Resolution of these outstanding questions will depend primarily on the Soviets, since we have very few further possible concessions. There is one, however, of great interest to the Soviets: Western concurrence in the establishment of a Soviet Consulate General in West Berlin. We have already offered them a sizable expansion of commercial activities and establishments in West Berlin, but so far we have refused a new official Soviet presence in West Berlin.

Our negotiating Allies appear to have come to the position that it will be necessary to agree to the Consulate General in order to obtain an otherwise satisfactory Agreement.
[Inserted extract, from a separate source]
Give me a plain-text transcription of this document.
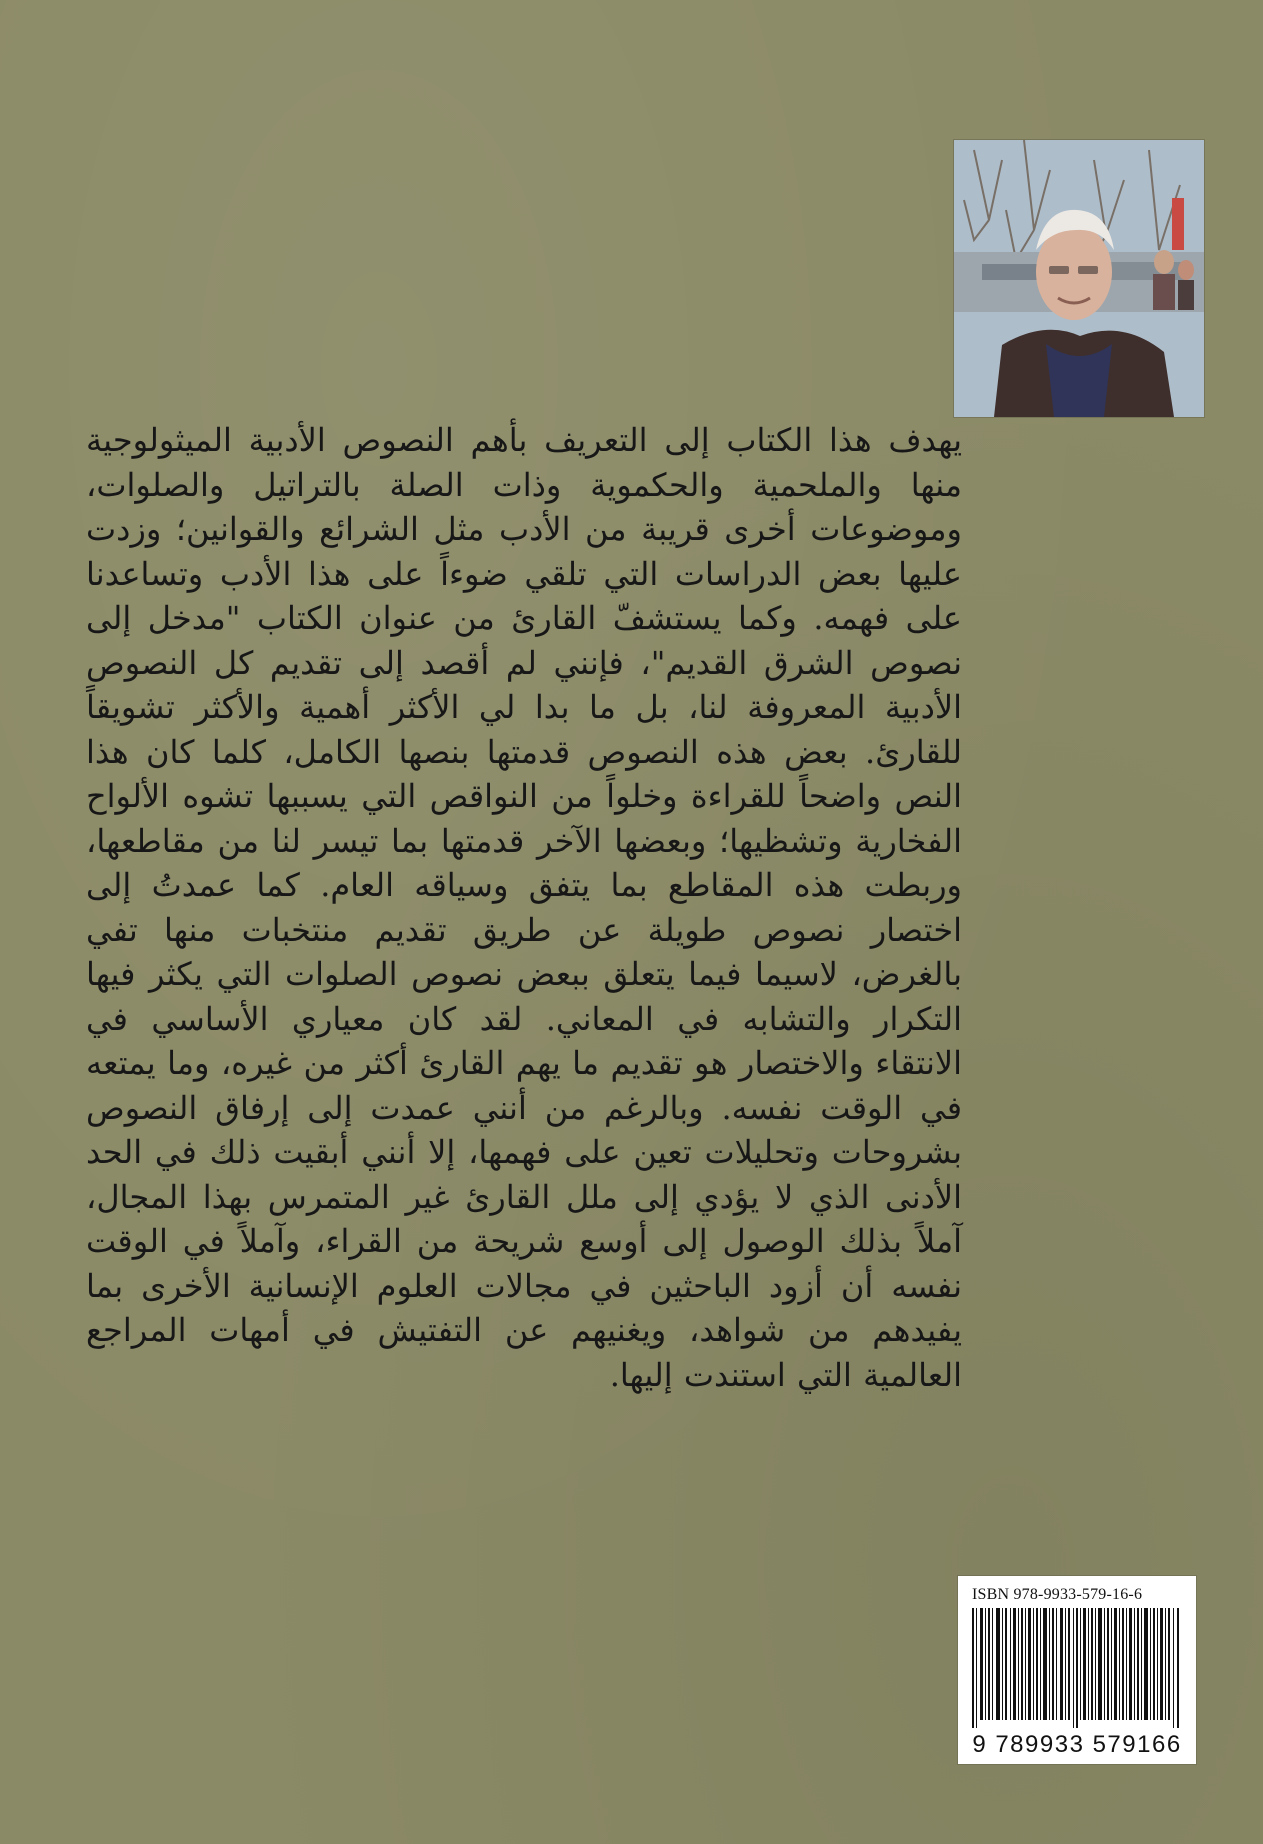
يهدف هذا الكتاب إلى التعريف بأهم النصوص الأدبية الميثولوجية منها والملحمية والحكموية وذات الصلة بالتراتيل والصلوات، وموضوعات أخرى قريبة من الأدب مثل الشرائع والقوانين؛ وزدت عليها بعض الدراسات التي تلقي ضوءاً على هذا الأدب وتساعدنا على فهمه. وكما يستشفّ القارئ من عنوان الكتاب "مدخل إلى نصوص الشرق القديم"، فإنني لم أقصد إلى تقديم كل النصوص الأدبية المعروفة لنا، بل ما بدا لي الأكثر أهمية والأكثر تشويقاً للقارئ. بعض هذه النصوص قدمتها بنصها الكامل، كلما كان هذا النص واضحاً للقراءة وخلواً من النواقص التي يسببها تشوه الألواح الفخارية وتشظيها؛ وبعضها الآخر قدمتها بما تيسر لنا من مقاطعها، وربطت هذه المقاطع بما يتفق وسياقه العام. كما عمدتُ إلى اختصار نصوص طويلة عن طريق تقديم منتخبات منها تفي بالغرض، لاسيما فيما يتعلق ببعض نصوص الصلوات التي يكثر فيها التكرار والتشابه في المعاني. لقد كان معياري الأساسي في الانتقاء والاختصار هو تقديم ما يهم القارئ أكثر من غيره، وما يمتعه في الوقت نفسه. وبالرغم من أنني عمدت إلى إرفاق النصوص بشروحات وتحليلات تعين على فهمها، إلا أنني أبقيت ذلك في الحد الأدنى الذي لا يؤدي إلى ملل القارئ غير المتمرس بهذا المجال، آملاً بذلك الوصول إلى أوسع شريحة من القراء، وآملاً في الوقت نفسه أن أزود الباحثين في مجالات العلوم الإنسانية الأخرى بما يفيدهم من شواهد، ويغنيهم عن التفتيش في أمهات المراجع العالمية التي استندت إليها.
ISBN 978-9933-579-16-6
9 789933 579166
Ambassador Rush is also convinced of this, but points out that there must be strict limitations on the activities of such a Soviet Consulate General.

The conditions set by the West for the operation of the Soviet establishment should include a strict limitation on the number of personnel (under twenty), an understanding that it will not perform political activities (exercising Four Power rights, for example) but only consular functions, and that the Consul General will be accredited to the Three Western Commandants.

All agree that there are inherent disadvantages in agreeing to this Soviet interest. Yet, there is also agreement that we should concur, if, and only if, all major Western objectives are thereby achieved. In this manner, the disadvantages entailed in the Consulate General will be balanced by the Western gains.

The NSDM at Tab A4 sets forth the key specific requirements for an Agreement, and authorizes the concurrence in a Soviet Consulate [Page 821] General only if necessary to obtain all our major objectives. The exact terms and conditions under which the Consulate General would be permitted to operate are also set out. The NSDM reflects the judgment of the Senior Review Group, and can serve as guidelines for the final phase of the Berlin negotiations.

If you approve, I shall issue the NSDM. It will be important for Ambassador Rush to have the benefits of these instructions before the negotiating session beginning on August 10.


That you approve the dispatch of the NSDM at Tab A.5

  1. Source: National Security Council, NSDM Files, NSDM 125. Secret; Exdis. Sent for action. Butterfield stamped the memorandum indicating that the President had seen it. In an August 9 memorandum to Kissinger, Downey explained that, “in accordance with your instructions, there is at Tab A a memo for the President setting out the state of the negotiations, the key issues, and the problem of the Consulate General.” (Ibid.) According to another copy, Downey drafted the memorandum to the President on August 9. (Ibid., SRG Files, SRG Meeting 8–6–71, Berlin Negotiations (NSSM 136))
  2. See Document 279.
  3. Attached but not printed is an interagency paper submitted by the Department of State on August 7 without clearance from the Department of Defense. Davis distributed the paper to members of the Senior Review Group on August 10. (National Archives, RG 59, Central Files 1970–73, POL 28 GER B)
  4. Document 285.
  5. The President approved this recommendation, which, according to an attached note, was done on August 10.